In March 2024, the European Union's AI Act became law — the world's first comprehensive regulatory framework for AI. It categorizes AI systems by risk level. High-risk uses — including AI in criminal justice, employment, education, and critical infrastructure — face strict transparency and auditing requirements. Real-time biometric surveillance (like facial recognition in public) is largely prohibited. Companies deploying high-risk AI must document their training data, demonstrate their systems don't discriminate, and register with a public database.
In the United States, the approach has been more fragmented. The Biden administration issued an executive order on AI in October 2023 covering safety, security, and equity concerns. The FTC has brought enforcement actions against companies for deceptive AI claims. Several states — California, Illinois, Colorado — have passed laws requiring impact assessments for high-risk AI in employment and housing. But there is no single federal AI law equivalent to the EU's.
This matters because the regulatory landscape shapes what companies are required to disclose, what harms are legally redressable, and what communities have standing to demand accountability. A community harmed by a biased AI in a country with no AI regulations has significantly fewer options than the same community in a jurisdiction with transparency requirements.

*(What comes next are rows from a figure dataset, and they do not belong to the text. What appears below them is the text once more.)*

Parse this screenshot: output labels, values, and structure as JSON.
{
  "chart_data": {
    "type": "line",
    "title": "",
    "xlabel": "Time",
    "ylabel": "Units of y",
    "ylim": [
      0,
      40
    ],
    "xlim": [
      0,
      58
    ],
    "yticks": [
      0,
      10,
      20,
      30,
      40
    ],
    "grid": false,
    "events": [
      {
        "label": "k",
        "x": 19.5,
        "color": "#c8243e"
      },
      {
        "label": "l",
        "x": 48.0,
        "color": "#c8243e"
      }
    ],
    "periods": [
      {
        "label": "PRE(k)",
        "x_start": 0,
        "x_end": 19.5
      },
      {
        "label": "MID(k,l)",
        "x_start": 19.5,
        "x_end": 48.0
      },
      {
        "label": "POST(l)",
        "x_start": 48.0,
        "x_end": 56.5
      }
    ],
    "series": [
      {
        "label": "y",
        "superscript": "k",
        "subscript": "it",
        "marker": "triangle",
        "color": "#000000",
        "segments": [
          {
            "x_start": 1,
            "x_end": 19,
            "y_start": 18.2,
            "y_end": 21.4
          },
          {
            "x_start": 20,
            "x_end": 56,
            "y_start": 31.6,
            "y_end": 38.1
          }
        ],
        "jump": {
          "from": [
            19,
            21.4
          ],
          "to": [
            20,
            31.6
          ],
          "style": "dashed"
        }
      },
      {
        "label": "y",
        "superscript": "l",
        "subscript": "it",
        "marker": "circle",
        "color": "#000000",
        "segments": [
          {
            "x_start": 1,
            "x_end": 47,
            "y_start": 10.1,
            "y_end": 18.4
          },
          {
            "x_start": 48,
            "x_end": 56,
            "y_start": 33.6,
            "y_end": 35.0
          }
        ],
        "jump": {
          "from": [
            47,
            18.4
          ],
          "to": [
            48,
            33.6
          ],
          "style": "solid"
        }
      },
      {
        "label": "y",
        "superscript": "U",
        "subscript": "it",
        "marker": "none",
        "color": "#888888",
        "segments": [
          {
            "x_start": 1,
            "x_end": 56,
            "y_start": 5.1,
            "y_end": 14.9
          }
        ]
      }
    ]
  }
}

The EU AI Act bans most real-time facial recognition in public. Proponents say this protects people from documented wrongful arrest and surveillance. Critics say it makes it harder to find missing children, track terrorists, and solve serious crimes. How should democratic societies weigh an individual's right not to be wrongly identified by a biased system against the public interest in solving crimes? And who should make that trade-off — courts, legislatures, tech companies, or citizens?
The communities doing the most concrete work on this — Masakhane for African languages, the Algorithmic Justice League for facial recognition, Data for Black Lives for health equity — operate at the intersection of research and advocacy. They publish findings, pressure companies, and testify to legislatures. Some of the most important AI accountability work of the last decade has been done by researchers who were themselves affected by the systems they studied.
That matters for you specifically: the person most likely to notice a gap in AI performance is the person for whom the gap exists. Expertise in this field doesn't require a computer science degree. It requires the ability to see the problem, describe it precisely, and connect it to the larger pattern. That's something you can do right now, with what you've learned in this module.
A city council is deciding whether to allow the local police department to use a facial recognition AI system for identifying suspects from CCTV footage. You've been asked to present the accountability case — either for strict regulation with mandatory transparency, or for an outright ban. Your lab partner will play a skeptical council member who needs specific, concrete arguments, not general claims about bias.
You'll need to draw on what you've learned across this whole module: training data bias, representation gaps, the Williams case, what actual policy changes have looked like, and what rights people have under existing law. Be specific. Vague arguments don't win council votes.